Yea that's is right! I am going to discuss how we can use CNTs which are currently priced at 900$ a pound can be used to build a moon elevator. I know, I know. Yet, when the prices do come down and mass manufacturing is figured out, this will be a great option. Structurally , it would definitely hold up and it's diverse enough it could be used to reach space. The major logistics behind a moon elevator are still mind boggling. We have tons of things in the way not to mention bodies in motion. Maybe it's not a viable option yet but it surely is exciting to ponder about.
From you cell phone to the internet and everything in between, CNTs would make a difference. You could run that cell phone over and it'll be fine. You could spill water on w.e you wanted and you could create devices much less likely to break. Of course, manufactures likely wouldn't implement this technology on everything. After all, they make money when you ruin those Beats Headphones!

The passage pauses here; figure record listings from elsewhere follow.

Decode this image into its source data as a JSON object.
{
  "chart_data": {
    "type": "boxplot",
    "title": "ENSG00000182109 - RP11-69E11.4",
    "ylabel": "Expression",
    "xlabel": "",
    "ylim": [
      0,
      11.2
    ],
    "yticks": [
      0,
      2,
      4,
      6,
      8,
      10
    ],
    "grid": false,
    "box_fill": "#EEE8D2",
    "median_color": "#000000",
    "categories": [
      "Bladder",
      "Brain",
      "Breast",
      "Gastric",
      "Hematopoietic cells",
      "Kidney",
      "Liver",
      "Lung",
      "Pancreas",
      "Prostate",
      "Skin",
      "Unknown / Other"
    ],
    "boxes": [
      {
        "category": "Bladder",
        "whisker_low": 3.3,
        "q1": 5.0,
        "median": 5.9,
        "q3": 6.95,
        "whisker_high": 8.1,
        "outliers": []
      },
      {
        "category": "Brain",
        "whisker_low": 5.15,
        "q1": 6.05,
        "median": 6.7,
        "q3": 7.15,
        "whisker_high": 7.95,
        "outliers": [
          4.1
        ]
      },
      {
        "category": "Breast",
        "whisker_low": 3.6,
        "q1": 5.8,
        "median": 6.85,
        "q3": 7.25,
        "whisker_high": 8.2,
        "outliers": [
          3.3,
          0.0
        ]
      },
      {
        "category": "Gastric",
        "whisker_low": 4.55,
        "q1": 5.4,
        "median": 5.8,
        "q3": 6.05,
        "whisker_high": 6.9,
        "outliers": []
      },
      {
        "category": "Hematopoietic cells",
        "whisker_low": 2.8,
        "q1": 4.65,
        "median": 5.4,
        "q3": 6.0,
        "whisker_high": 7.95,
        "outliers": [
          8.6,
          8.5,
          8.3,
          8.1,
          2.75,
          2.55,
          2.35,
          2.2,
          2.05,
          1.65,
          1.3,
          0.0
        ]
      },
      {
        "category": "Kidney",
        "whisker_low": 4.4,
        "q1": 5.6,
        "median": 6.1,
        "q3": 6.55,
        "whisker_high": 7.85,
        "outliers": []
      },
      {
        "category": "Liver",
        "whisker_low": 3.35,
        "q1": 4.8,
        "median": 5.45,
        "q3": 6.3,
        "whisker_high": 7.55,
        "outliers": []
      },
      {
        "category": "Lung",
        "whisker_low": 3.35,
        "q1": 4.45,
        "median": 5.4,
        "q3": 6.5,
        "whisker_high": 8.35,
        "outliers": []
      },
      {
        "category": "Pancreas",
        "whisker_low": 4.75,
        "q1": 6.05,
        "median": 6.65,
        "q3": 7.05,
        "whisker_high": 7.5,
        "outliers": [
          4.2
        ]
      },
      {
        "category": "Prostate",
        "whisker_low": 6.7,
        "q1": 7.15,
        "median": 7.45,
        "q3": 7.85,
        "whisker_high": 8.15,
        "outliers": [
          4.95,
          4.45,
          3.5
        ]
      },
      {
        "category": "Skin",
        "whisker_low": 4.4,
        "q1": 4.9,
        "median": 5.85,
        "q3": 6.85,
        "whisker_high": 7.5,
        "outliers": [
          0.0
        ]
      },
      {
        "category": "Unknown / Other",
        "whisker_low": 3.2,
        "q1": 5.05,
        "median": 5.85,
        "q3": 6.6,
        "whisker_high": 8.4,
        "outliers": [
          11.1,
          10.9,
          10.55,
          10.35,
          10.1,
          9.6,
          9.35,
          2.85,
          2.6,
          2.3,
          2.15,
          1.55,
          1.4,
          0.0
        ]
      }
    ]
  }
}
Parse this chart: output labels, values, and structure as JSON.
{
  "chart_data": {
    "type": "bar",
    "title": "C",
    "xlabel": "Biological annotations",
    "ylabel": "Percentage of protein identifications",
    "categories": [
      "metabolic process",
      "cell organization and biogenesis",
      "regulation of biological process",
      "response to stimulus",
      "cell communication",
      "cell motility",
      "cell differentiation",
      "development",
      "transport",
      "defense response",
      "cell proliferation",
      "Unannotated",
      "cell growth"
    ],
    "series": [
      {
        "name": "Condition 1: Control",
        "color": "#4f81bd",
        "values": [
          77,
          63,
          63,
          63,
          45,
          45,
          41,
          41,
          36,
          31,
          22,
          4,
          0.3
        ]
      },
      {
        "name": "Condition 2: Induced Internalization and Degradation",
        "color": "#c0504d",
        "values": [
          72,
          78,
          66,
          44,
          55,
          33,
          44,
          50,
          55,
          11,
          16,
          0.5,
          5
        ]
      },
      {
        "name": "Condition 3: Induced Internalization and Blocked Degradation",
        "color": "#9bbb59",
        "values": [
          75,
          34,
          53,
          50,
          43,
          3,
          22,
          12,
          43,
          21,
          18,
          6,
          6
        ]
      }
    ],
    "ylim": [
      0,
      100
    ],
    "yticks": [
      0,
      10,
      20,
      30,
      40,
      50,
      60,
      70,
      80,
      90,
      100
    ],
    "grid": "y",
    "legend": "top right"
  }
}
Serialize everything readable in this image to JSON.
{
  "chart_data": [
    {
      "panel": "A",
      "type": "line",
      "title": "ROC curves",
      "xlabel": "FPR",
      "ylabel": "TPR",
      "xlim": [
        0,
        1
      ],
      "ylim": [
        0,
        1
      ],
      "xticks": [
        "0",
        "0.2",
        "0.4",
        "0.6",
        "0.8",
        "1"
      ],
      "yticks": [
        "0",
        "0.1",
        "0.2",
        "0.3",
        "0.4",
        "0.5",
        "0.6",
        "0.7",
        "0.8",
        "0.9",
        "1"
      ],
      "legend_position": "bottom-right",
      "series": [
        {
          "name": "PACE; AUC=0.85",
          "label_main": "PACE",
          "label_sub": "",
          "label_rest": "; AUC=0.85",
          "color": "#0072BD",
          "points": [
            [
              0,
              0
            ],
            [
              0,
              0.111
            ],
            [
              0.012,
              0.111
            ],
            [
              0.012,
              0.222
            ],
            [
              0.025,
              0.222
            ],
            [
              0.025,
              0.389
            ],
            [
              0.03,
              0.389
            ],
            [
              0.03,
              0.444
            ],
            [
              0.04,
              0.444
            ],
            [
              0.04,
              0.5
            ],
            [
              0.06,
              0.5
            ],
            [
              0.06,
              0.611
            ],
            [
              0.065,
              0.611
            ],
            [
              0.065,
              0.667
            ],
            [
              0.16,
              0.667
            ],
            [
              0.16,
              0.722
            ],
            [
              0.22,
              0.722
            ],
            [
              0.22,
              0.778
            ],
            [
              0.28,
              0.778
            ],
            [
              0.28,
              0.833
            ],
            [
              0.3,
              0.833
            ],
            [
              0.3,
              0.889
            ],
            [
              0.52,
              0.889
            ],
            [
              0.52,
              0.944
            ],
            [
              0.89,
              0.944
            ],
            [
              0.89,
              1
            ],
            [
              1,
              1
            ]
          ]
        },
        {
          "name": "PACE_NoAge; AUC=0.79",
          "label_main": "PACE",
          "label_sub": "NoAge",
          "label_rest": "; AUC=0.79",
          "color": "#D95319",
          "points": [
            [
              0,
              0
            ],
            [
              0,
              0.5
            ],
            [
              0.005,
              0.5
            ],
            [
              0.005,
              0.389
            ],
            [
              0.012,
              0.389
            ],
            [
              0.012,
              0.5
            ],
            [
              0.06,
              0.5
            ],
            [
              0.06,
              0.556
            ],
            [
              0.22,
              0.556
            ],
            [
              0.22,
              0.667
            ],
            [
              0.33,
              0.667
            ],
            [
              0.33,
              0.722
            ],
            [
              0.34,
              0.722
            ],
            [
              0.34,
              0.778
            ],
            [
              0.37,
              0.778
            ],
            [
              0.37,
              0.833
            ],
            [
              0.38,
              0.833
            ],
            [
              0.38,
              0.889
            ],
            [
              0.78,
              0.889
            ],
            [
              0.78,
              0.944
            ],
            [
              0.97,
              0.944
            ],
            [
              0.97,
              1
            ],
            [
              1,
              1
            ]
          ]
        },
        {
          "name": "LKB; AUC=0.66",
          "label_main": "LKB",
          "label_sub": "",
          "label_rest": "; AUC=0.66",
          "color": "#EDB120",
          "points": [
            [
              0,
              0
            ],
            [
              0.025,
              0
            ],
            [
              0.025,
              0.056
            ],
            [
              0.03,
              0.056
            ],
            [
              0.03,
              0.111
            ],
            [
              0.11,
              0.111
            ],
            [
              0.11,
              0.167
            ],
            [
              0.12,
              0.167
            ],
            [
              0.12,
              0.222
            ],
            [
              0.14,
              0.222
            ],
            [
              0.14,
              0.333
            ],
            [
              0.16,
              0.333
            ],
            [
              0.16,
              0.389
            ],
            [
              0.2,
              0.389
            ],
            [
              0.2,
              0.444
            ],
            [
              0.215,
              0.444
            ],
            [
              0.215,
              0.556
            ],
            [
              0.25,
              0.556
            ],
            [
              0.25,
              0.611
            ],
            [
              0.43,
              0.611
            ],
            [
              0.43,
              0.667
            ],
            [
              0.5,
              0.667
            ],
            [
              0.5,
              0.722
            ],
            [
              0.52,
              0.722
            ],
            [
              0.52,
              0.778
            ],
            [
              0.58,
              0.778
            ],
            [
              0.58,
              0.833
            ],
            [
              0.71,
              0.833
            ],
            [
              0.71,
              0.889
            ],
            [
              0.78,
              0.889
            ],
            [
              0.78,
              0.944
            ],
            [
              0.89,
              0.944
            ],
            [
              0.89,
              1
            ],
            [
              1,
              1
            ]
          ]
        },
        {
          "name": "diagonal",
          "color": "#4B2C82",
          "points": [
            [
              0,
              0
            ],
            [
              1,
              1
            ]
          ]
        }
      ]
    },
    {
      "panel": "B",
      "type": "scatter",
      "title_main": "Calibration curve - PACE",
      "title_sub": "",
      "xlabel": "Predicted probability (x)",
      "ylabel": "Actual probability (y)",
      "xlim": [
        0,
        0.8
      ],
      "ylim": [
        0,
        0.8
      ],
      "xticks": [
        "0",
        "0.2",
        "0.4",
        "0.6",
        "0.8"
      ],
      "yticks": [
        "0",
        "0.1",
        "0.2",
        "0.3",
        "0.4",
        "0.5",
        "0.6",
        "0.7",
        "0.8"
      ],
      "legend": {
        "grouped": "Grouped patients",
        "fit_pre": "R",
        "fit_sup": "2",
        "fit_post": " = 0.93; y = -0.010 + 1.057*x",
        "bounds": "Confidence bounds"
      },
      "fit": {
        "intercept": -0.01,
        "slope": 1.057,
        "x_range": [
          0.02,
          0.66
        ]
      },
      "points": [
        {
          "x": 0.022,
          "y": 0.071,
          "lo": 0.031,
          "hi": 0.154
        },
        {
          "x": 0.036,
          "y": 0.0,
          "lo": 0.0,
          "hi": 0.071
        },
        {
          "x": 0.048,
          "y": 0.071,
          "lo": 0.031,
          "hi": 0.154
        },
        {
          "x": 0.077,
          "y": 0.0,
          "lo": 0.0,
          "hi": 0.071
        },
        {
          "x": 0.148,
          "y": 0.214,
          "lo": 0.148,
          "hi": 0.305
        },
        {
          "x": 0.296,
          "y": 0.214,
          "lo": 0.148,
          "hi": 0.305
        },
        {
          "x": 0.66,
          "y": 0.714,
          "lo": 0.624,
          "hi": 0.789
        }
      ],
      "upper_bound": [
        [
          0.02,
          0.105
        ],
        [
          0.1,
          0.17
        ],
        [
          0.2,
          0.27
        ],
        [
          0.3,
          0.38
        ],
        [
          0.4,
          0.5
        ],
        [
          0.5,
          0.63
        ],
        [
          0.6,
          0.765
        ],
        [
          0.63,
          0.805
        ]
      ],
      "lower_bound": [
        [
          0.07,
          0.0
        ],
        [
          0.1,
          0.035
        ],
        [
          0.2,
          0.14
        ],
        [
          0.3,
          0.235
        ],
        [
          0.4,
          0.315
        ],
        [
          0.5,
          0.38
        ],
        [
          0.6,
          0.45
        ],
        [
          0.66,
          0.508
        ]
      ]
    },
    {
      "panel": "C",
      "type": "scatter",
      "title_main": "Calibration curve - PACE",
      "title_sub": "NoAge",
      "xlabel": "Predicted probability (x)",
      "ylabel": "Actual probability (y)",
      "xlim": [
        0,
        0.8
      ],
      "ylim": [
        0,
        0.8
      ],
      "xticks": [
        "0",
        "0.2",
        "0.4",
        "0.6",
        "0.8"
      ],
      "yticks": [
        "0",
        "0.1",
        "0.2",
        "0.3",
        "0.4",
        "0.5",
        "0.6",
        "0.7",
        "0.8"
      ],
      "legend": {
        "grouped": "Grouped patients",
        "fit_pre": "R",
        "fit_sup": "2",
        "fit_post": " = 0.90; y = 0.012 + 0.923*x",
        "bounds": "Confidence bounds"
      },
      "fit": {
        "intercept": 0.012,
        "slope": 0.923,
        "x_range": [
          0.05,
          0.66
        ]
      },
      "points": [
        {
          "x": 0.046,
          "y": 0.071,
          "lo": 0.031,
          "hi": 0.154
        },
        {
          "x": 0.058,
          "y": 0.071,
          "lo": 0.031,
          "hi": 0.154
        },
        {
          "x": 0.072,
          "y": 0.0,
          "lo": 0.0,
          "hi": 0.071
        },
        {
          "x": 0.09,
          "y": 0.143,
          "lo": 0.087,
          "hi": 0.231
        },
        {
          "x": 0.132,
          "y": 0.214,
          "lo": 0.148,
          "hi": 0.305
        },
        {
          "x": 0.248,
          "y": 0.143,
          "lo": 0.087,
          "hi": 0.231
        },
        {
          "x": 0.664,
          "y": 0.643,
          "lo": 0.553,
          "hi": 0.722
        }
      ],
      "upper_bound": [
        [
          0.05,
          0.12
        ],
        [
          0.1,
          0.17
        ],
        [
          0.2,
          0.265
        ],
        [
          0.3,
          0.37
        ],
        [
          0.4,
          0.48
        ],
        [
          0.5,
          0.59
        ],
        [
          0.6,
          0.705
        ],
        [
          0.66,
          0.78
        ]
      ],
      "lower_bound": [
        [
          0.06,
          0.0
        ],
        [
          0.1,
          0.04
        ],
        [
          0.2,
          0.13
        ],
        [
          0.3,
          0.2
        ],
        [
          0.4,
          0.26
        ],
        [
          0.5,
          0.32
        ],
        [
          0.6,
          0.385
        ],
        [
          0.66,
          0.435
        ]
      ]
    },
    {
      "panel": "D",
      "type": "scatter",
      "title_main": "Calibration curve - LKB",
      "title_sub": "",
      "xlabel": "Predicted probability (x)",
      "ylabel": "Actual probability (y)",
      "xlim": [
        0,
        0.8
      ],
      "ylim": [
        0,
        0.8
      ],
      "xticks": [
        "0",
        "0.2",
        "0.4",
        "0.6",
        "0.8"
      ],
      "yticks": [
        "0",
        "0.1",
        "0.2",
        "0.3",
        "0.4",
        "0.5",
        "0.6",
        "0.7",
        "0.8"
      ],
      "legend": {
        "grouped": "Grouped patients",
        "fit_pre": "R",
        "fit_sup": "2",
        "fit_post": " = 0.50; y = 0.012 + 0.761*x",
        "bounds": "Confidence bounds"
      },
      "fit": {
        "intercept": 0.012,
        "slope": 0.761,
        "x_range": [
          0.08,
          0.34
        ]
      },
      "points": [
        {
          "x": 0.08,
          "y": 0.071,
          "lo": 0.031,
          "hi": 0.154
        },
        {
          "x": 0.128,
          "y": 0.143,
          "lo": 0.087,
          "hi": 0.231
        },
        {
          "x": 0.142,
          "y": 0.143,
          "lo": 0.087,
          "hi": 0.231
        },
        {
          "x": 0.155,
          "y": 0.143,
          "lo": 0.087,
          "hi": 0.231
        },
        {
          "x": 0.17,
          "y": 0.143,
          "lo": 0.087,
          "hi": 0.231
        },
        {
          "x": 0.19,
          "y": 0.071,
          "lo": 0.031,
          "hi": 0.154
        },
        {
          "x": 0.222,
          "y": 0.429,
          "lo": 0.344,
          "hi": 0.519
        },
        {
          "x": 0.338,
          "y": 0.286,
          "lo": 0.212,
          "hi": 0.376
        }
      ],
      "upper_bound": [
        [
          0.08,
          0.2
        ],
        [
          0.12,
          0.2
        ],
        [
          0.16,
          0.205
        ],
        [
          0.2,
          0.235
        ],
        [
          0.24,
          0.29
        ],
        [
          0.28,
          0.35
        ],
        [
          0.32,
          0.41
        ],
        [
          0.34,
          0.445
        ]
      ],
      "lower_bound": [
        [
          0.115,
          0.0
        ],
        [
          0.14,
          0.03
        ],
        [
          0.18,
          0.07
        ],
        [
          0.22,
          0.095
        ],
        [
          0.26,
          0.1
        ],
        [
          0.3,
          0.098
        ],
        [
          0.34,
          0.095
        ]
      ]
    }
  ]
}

CNTs are still not being produced on a large scale. Manufactures have decreased the issues with this but it'll be a few years before they fix it all. The other main issues is it toxicity. We know that CNTs have the ability to be toxic, the question is how toxic and what effect will it have? This material is very strong but creating it on a mass scale can become very toxic. Getting around these issues are just a few steps science has to take to finally implement its great discovery.